The impacts of laying off individuals at the CDC will undermine many efforts, said Joshua Barocas, an infectious-disease physician in Denver and a member of the Infectious Diseases Society of America. Even if HHS Secretary Robert F. Kennedy Jr.’s focus is on chronic diseases, those staff members will need to be reassigned during emergencies to respond to the unforeseen crises, said Barocas.

“Where are we going to pull people?” he said. “It’s going to be from the priority areas of this administration: chronic diseases, childhood birth defects, et cetera. We now can’t respond to the ongoing epidemics that are non-infectious—that already exist—adequately, and we can’t respond to emerging ones, either.”

Barocas additionally said the CDC serves as a hub for clinicians “who are trying to treat the patient in front of them.”

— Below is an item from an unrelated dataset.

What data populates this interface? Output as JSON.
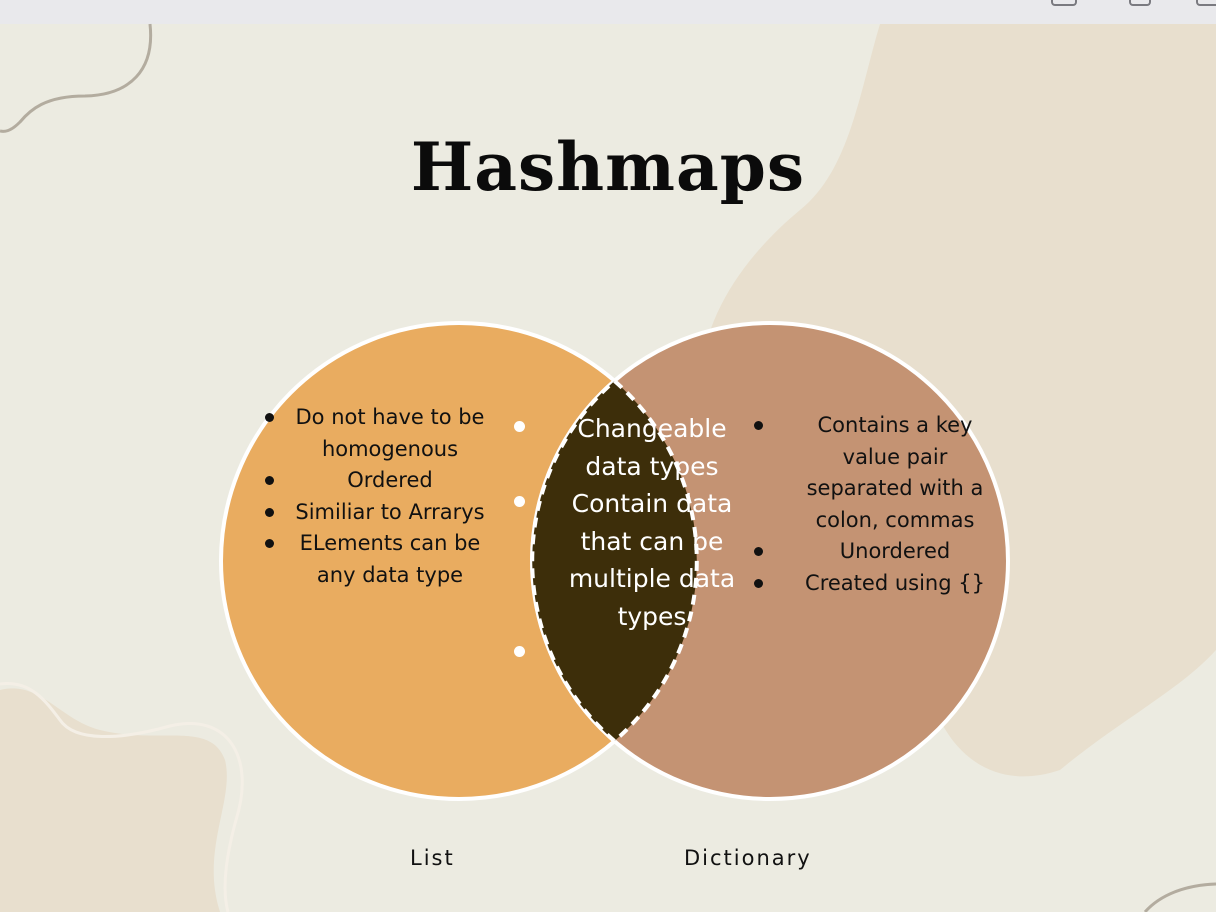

“CDC acts as an information hub and also a treatment hub if I need specific treatments,” he said. “Now, if they’re understaffed, how do I call for the rancher in Colorado that develops dengue, malaria, whatever it is. … How do I call? How do I get the treatment for them? I can’t because they’re understaffed and stretched thin.”

Kathy Ward, president-elect of the Association for Professionals in Infection Control and Epidemiology, said CDC can provide guidance in areas such as health care-associated infections. “I’ve relied on the CDC since I became an infection preventionist,” she said.

CDC keeps “the pulse of the nation on what’s going on for emerging threats,” Ward said. APIC had called for members of EIS to be reinstated when it appeared they were laid off earlier this week. Ward still worries about whether new EIS fellows will be brought in.

“If there are no new EIS officers coming in, what happens when there’s no more in the pipeline?” she said.

HHS is not the only department facing job cuts that could have public health impacts. Employees helping with the response to avian influenza at the Agriculture Department were given termination notices, which the department said Wednesday it was working to reverse.

The USDA is “working to swiftly rectify the situation and rescind those letters,” a spokesperson said in an emailed statement. “USDA’s Food Safety and Inspection Service frontline positions are considered public safety positions, and we are continuing to hire the workforce necessary to ensure the safety and adequate supply of food to fulfill our statutory mission.”